Der Prozess der Transformation in den Werken der Künstlerinnen eröffnet neue Perspektiven: In digitalen Video-Zeichnungen konstruiert Betina Kuntzsch eine immaterielle Wirklichkeit aus Bild und Zeit. Die Intention von Isabel Kerkermeier, lineare Strukturen radikal aufzulösen, schließt daran an. Sie löst Dinge auf und kehrt das Innerste nach außen. Aus der Dekonstruktion entstehen auch die Relief-Collagen von Marianne Stoll, die sie aus Fragmenten montiert.
In die schier unverwüstliche Struktur von gebrauchten Werbeplanen greift Isabel Kerkermeier mit äußerster Kraft ein und kehrt dabei das Innere nach außen. Das, was Wind und Wetter an haushohen Fassaden abgehalten hat, wird von der Künstlerin, die in Berlin lebt und arbeitet, zerlegt und ausgeweidet und zu großformatigen Bildwerken gestaltet. Die Reklameaufdrucke fließen ebenso mit in das Werk ein. Die unverwüstlichen Planen erhalten durch das rudimentäre Abschichten, Auftrennen und Zerschneiden als bildgebendes Verfahren ihre lineare Zeichnung und plastische Form.
Betina Kuntzsch beschäftigt sich mit neuesten, medialen Entwicklungen (u.a. Computer-animationen) auf der einen Seite und historischen Materialien (z. B. zerfallende Fotografien oder Filme) auf der anderen. In dem von ihr erfundenen Genre der „Video-Zeichnungen“ werden zeichnerische Grundelemente oder dokumentarische Aufnahmen durch analoge und digitale Animationen zu Raumvariationen, die gesellschaftliche Aspekte spiegeln.

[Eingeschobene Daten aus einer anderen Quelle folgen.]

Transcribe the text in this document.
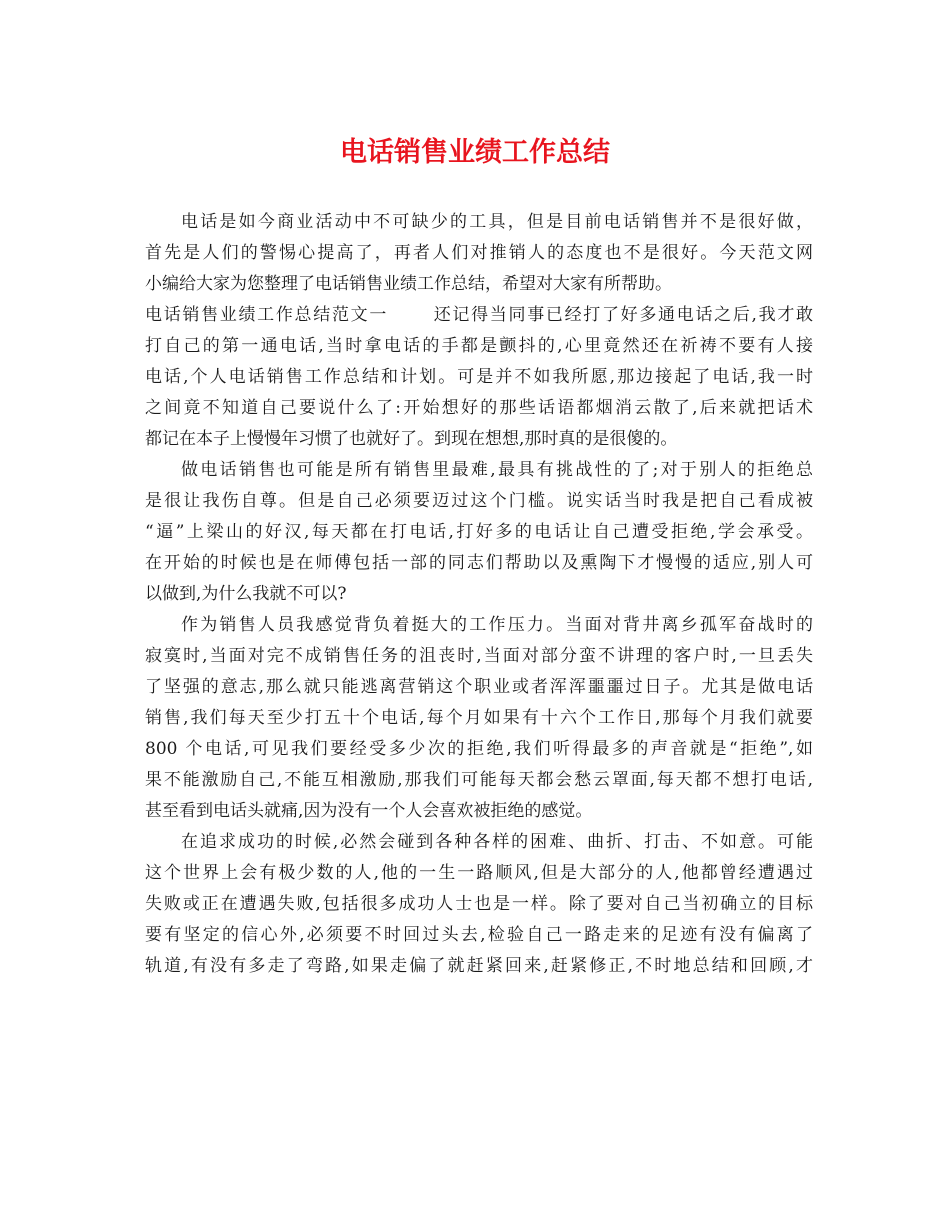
电话销售业绩工作总结
电话是如今商业活动中不可缺少的工具，但是目前电话销售并不是很好做，
首先是人们的警惕心提高了，再者人们对推销人的态度也不是很好。今天范文网
小编给大家为您整理了电话销售业绩工作总结，希望对大家有所帮助。
电话销售业绩工作总结范文一	还记得当同事已经打了好多通电话之后,我才敢
打自己的第一通电话,当时拿电话的手都是颤抖的,心里竟然还在祈祷不要有人接
电话,个人电话销售工作总结和计划。可是并不如我所愿,那边接起了电话,我一时
之间竟不知道自己要说什么了:开始想好的那些话语都烟消云散了,后来就把话术
都记在本子上慢慢年习惯了也就好了。到现在想想,那时真的是很傻的。
做电话销售也可能是所有销售里最难,最具有挑战性的了;对于别人的拒绝总
是很让我伤自尊。但是自己必须要迈过这个门槛。说实话当时我是把自己看成被
“逼”上梁山的好汉,每天都在打电话,打好多的电话让自己遭受拒绝,学会承受。
在开始的时候也是在师傅包括一部的同志们帮助以及熏陶下才慢慢的适应,别人可
以做到,为什么我就不可以?
作为销售人员我感觉背负着挺大的工作压力。当面对背井离乡孤军奋战时的
寂寞时,当面对完不成销售任务的沮丧时,当面对部分蛮不讲理的客户时,一旦丢失
了坚强的意志,那么就只能逃离营销这个职业或者浑浑噩噩过日子。尤其是做电话
销售,我们每天至少打五十个电话,每个月如果有十六个工作日,那每个月我们就要
800 个电话,可见我们要经受多少次的拒绝,我们听得最多的声音就是“拒绝”,如
果不能激励自己,不能互相激励,那我们可能每天都会愁云罩面,每天都不想打电话,
甚至看到电话头就痛,因为没有一个人会喜欢被拒绝的感觉。
在追求成功的时候,必然会碰到各种各样的困难、曲折、打击、不如意。可能
这个世界上会有极少数的人,他的一生一路顺风,但是大部分的人,他都曾经遭遇过
失败或正在遭遇失败,包括很多成功人士也是一样。除了要对自己当初确立的目标
要有坚定的信心外,必须要不时回过头去,检验自己一路走来的足迹有没有偏离了
轨道,有没有多走了弯路,如果走偏了就赶紧回来,赶紧修正,不时地总结和回顾,才
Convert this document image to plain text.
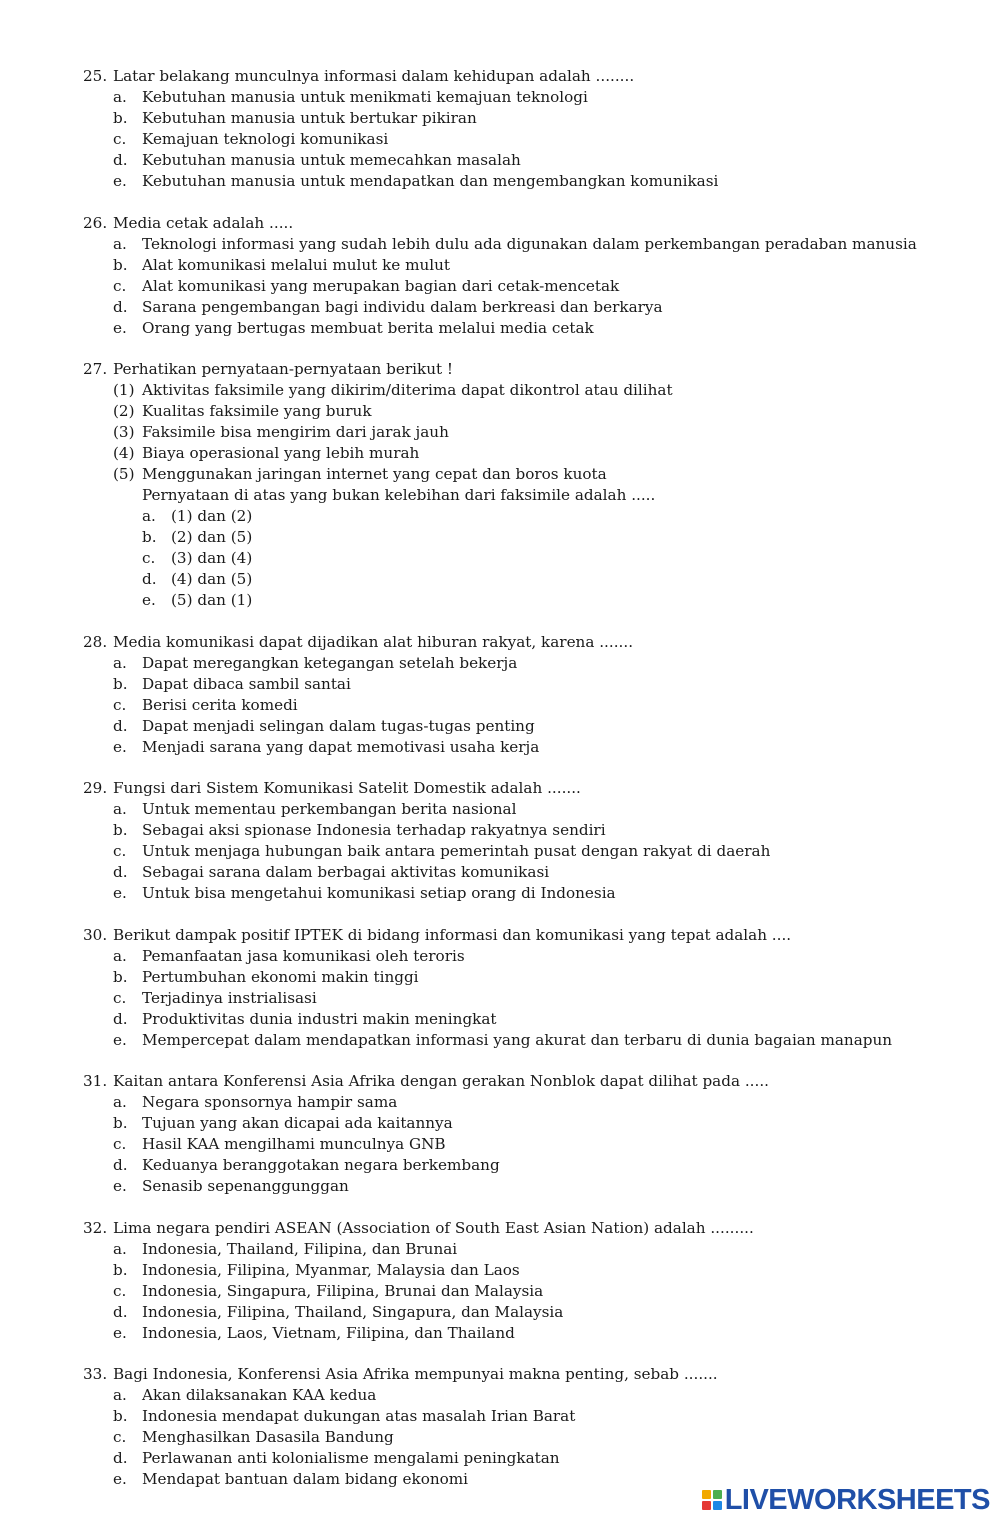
25. Latar belakang munculnya informasi dalam kehidupan adalah ........
a. Kebutuhan manusia untuk menikmati kemajuan teknologi
b. Kebutuhan manusia untuk bertukar pikiran
c. Kemajuan teknologi komunikasi
d. Kebutuhan manusia untuk memecahkan masalah
e. Kebutuhan manusia untuk mendapatkan dan mengembangkan komunikasi
26. Media cetak adalah .....
a. Teknologi informasi yang sudah lebih dulu ada digunakan dalam perkembangan peradaban manusia
b. Alat komunikasi melalui mulut ke mulut
c. Alat komunikasi yang merupakan bagian dari cetak-mencetak
d. Sarana pengembangan bagi individu dalam berkreasi dan berkarya
e. Orang yang bertugas membuat berita melalui media cetak
27. Perhatikan pernyataan-pernyataan berikut !
(1) Aktivitas faksimile yang dikirim/diterima dapat dikontrol atau dilihat
(2) Kualitas faksimile yang buruk
(3) Faksimile bisa mengirim dari jarak jauh
(4) Biaya operasional yang lebih murah
(5) Menggunakan jaringan internet yang cepat dan boros kuota
Pernyataan di atas yang bukan kelebihan dari faksimile adalah .....
a. (1) dan (2)
b. (2) dan (5)
c. (3) dan (4)
d. (4) dan (5)
e. (5) dan (1)
28. Media komunikasi dapat dijadikan alat hiburan rakyat, karena .......
a. Dapat meregangkan ketegangan setelah bekerja
b. Dapat dibaca sambil santai
c. Berisi cerita komedi
d. Dapat menjadi selingan dalam tugas-tugas penting
e. Menjadi sarana yang dapat memotivasi usaha kerja
29. Fungsi dari Sistem Komunikasi Satelit Domestik adalah .......
a. Untuk mementau perkembangan berita nasional
b. Sebagai aksi spionase Indonesia terhadap rakyatnya sendiri
c. Untuk menjaga hubungan baik antara pemerintah pusat dengan rakyat di daerah
d. Sebagai sarana dalam berbagai aktivitas komunikasi
e. Untuk bisa mengetahui komunikasi setiap orang di Indonesia
30. Berikut dampak positif IPTEK di bidang informasi dan komunikasi yang tepat adalah ....
a. Pemanfaatan jasa komunikasi oleh teroris
b. Pertumbuhan ekonomi makin tinggi
c. Terjadinya instrialisasi
d. Produktivitas dunia industri makin meningkat
e. Mempercepat dalam mendapatkan informasi yang akurat dan terbaru di dunia bagaian manapun
31. Kaitan antara Konferensi Asia Afrika dengan gerakan Nonblok dapat dilihat pada .....
a. Negara sponsornya hampir sama
b. Tujuan yang akan dicapai ada kaitannya
c. Hasil KAA mengilhami munculnya GNB
d. Keduanya beranggotakan negara berkembang
e. Senasib sepenanggunggan
32. Lima negara pendiri ASEAN (Association of South East Asian Nation) adalah .........
a. Indonesia, Thailand, Filipina, dan Brunai
b. Indonesia, Filipina, Myanmar, Malaysia dan Laos
c. Indonesia, Singapura, Filipina, Brunai dan Malaysia
d. Indonesia, Filipina, Thailand, Singapura, dan Malaysia
e. Indonesia, Laos, Vietnam, Filipina, dan Thailand
33. Bagi Indonesia, Konferensi Asia Afrika mempunyai makna penting, sebab .......
a. Akan dilaksanakan KAA kedua
b. Indonesia mendapat dukungan atas masalah Irian Barat
c. Menghasilkan Dasasila Bandung
d. Perlawanan anti kolonialisme mengalami peningkatan
e. Mendapat bantuan dalam bidang ekonomi
LIVEWORKSHEETS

Aufgeschichtete Dekompositionen aus Bildfragmenten lassen die Collagen von Marianne Stoll zu Reliefstrukturen anwachsen. Folien, Fotografien, Zeitausschnitte und überarbeitete Papiere sind dem eigentlichen Kontext entrissen und neu montiert. Aus Fragmenten entsteht ein geschlossenes Gesamtbild. Die Relief-Collagen lassen in den Abgrund von Bilderflut und Überfluss blicken und erinnern an das mehr und mehr ausufernde Umfeld der übervollen Zivilgesellschaft.